If you put it into a while loop context:

while read -d '' line; do echo "$line"; done < <(printf '1')


give you nothing. There's only one read in this case

There's data to read, but read return non-zero there. it doesn't find
delimiter, does it?

Compare to:

while read -d '' line; do echo "$line"; done < <(printf '1\0')
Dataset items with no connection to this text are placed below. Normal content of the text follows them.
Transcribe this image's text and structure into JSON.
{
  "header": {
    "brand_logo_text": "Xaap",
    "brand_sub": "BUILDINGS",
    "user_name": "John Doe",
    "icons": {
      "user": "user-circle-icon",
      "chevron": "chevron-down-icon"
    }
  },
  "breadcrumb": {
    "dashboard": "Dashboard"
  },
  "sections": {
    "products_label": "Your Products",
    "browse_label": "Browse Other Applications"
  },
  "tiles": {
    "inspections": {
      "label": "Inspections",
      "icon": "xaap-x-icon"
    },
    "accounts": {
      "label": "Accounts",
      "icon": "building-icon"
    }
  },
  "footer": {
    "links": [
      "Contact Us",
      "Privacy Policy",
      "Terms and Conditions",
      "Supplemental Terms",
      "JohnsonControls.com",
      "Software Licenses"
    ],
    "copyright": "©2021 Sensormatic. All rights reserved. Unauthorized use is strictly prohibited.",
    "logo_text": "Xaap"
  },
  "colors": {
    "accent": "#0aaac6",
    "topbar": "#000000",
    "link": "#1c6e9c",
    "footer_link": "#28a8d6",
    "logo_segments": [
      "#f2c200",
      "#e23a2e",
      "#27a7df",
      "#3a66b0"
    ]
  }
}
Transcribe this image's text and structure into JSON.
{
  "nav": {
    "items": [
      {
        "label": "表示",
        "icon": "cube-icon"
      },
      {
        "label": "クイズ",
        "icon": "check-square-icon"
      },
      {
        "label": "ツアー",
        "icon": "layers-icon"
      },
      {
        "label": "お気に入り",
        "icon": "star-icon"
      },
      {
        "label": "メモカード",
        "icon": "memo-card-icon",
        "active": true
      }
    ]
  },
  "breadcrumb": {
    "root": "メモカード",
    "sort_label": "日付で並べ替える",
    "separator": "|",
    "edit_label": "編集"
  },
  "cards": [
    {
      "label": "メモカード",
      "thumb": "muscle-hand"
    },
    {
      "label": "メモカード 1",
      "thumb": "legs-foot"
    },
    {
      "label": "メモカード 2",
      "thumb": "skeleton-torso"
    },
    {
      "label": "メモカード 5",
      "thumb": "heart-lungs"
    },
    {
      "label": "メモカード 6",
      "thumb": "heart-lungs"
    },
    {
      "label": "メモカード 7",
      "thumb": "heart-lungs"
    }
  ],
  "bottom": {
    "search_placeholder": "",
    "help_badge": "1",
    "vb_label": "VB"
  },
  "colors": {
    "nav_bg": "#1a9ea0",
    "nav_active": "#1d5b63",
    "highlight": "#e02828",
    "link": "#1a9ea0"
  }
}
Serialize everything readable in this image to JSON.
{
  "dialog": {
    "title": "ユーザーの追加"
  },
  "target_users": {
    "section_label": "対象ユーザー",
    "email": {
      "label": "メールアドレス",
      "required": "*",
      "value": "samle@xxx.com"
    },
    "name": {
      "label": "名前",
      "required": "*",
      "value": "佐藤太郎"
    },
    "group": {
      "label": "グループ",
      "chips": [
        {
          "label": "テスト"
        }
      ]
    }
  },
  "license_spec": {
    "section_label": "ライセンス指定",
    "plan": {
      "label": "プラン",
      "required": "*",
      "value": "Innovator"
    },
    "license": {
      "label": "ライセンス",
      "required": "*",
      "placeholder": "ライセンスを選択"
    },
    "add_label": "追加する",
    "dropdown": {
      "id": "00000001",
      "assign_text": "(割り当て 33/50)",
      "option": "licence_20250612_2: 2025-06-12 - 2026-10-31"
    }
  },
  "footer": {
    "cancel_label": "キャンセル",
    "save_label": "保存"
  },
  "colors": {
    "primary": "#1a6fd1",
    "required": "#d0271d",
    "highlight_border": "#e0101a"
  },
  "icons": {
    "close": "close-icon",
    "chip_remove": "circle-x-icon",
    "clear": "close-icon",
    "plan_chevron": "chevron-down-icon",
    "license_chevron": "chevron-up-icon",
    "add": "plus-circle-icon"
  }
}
give you 1. There two read, the first *read* 1, the second reached EOF,
cause the while loop terminated.

On Wed, Feb 24, 2016 at 9:24 PM, Greg Wooledge <wool...@eeg.ccf.org> wrote:

> > > It's the same thing.  "Reached EOF before seeing the delimiter" is the
> > > whole, combined reason.
> >
> > How can we verify it?
> >
> > Stephane Chazelas also have the same opinion with me in his answer
> > http://unix.stackexchange.com/a/265484/38906, that's error came from no
> > delimiter found.
>
> You're confused.  There is no difference between the two things.  They
> are the two sides of the same check.
>
> When read reads from stdin, it will either encounter EOF, or it won't.
> If it encounters EOF, it returns nonzero.  If it doesn't encounter EOF,
> it looks to see if it found the delimiter character.  If so, it returns
> zero.  If not, it continues reading.
>
> That's literally all of the possible outcomes, apart from non-EOF errors.